Gabriel Cwilich (moderator)
Gabriel Cwilich has a PhD in theoretical physics from Rutgers University and was a postdoctoral research associate at the University of Maryland and Washington University in St. Louis, and has been in the faculty of the Physics Department at Yeshiva University since 1991.He has been visiting research professor at the Université Joseph Fourier, (Grenoble, France), Universidad Autónoma de Madrid, (Spain), and the CNRS at the Université de Nice, (France).Since 2008 he has been the Director of the Jay and Jeanie Schottenstein Honors Program in the liberal arts, at Yeshiva University.His main areas of interest in theoretical condensed matter physics include the physics of disordered materials, the theory of propagation of waves in random systems, quantum optics and the theory of complexity.
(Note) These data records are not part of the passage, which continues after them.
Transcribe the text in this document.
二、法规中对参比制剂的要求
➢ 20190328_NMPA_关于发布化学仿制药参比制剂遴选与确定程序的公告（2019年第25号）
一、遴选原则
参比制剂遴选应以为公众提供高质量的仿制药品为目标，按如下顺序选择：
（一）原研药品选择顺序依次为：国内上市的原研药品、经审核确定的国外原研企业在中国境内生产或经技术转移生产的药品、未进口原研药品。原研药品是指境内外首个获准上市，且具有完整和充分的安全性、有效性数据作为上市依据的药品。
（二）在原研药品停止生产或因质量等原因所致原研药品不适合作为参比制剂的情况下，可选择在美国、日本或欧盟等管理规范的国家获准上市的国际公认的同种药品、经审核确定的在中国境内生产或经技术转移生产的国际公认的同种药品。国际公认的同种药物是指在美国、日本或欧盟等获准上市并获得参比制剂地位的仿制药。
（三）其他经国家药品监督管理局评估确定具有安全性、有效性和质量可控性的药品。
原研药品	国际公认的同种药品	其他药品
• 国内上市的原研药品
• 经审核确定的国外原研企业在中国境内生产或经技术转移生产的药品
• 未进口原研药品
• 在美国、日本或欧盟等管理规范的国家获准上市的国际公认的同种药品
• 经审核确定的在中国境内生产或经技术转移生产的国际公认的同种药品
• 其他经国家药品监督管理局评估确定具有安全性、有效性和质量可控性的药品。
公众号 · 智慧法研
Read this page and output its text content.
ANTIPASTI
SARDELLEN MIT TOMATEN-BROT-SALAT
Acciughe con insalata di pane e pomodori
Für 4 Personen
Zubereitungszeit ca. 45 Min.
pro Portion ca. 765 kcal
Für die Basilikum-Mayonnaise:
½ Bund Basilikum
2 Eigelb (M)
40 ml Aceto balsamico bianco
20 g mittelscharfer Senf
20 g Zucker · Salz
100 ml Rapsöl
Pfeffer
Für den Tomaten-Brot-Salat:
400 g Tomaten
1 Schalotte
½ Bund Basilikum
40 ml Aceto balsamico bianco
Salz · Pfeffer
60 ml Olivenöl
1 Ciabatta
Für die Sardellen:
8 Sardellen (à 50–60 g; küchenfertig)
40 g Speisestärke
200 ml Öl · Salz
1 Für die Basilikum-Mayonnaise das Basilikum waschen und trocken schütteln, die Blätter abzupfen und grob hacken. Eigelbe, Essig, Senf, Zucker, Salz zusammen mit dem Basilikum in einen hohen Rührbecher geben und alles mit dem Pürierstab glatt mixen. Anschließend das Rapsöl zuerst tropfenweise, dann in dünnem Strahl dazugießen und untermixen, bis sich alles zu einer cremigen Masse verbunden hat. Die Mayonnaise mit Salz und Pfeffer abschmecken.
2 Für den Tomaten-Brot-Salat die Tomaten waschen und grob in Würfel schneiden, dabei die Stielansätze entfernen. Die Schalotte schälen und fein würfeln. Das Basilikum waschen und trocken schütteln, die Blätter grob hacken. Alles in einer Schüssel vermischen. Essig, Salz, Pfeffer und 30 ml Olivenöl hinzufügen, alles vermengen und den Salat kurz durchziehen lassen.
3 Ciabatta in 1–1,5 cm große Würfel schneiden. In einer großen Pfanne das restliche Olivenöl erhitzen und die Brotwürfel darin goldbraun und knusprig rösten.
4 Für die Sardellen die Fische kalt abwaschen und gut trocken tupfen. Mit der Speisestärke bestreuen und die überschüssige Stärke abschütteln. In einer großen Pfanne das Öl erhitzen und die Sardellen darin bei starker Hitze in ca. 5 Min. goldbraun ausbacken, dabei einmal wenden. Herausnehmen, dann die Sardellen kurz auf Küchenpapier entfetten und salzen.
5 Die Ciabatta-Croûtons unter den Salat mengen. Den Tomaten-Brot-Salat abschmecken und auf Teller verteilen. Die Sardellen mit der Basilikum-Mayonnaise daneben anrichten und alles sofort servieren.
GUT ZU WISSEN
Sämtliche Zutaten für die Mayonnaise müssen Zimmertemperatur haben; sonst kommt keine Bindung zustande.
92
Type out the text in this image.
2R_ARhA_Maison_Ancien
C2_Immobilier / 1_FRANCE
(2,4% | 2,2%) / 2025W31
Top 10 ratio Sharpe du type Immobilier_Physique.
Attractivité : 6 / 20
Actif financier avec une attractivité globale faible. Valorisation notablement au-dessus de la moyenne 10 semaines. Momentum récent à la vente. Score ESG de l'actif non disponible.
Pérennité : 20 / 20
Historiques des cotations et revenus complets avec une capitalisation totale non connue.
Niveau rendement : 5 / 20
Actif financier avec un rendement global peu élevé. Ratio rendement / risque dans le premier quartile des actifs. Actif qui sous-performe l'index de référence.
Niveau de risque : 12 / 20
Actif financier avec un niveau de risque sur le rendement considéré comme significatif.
He lectured extensively in the US and abroad, and was the organizer of various international conferences in his field.Over the past decade, he has been active at the interface between science and contemporary arts and culture. He acted as a scientific advisor in several theater productions, both in New York City and abroad; he has been a permanent consultant for the Sloan Foundation’s program for Public Understanding of Science and Technology and member of its award committee at the Tribeca Film Festival, lectured on science and the arts to groups of artists and theater professionals in several countries, and was a visiting professor at the Theater Institute of the University of Chile.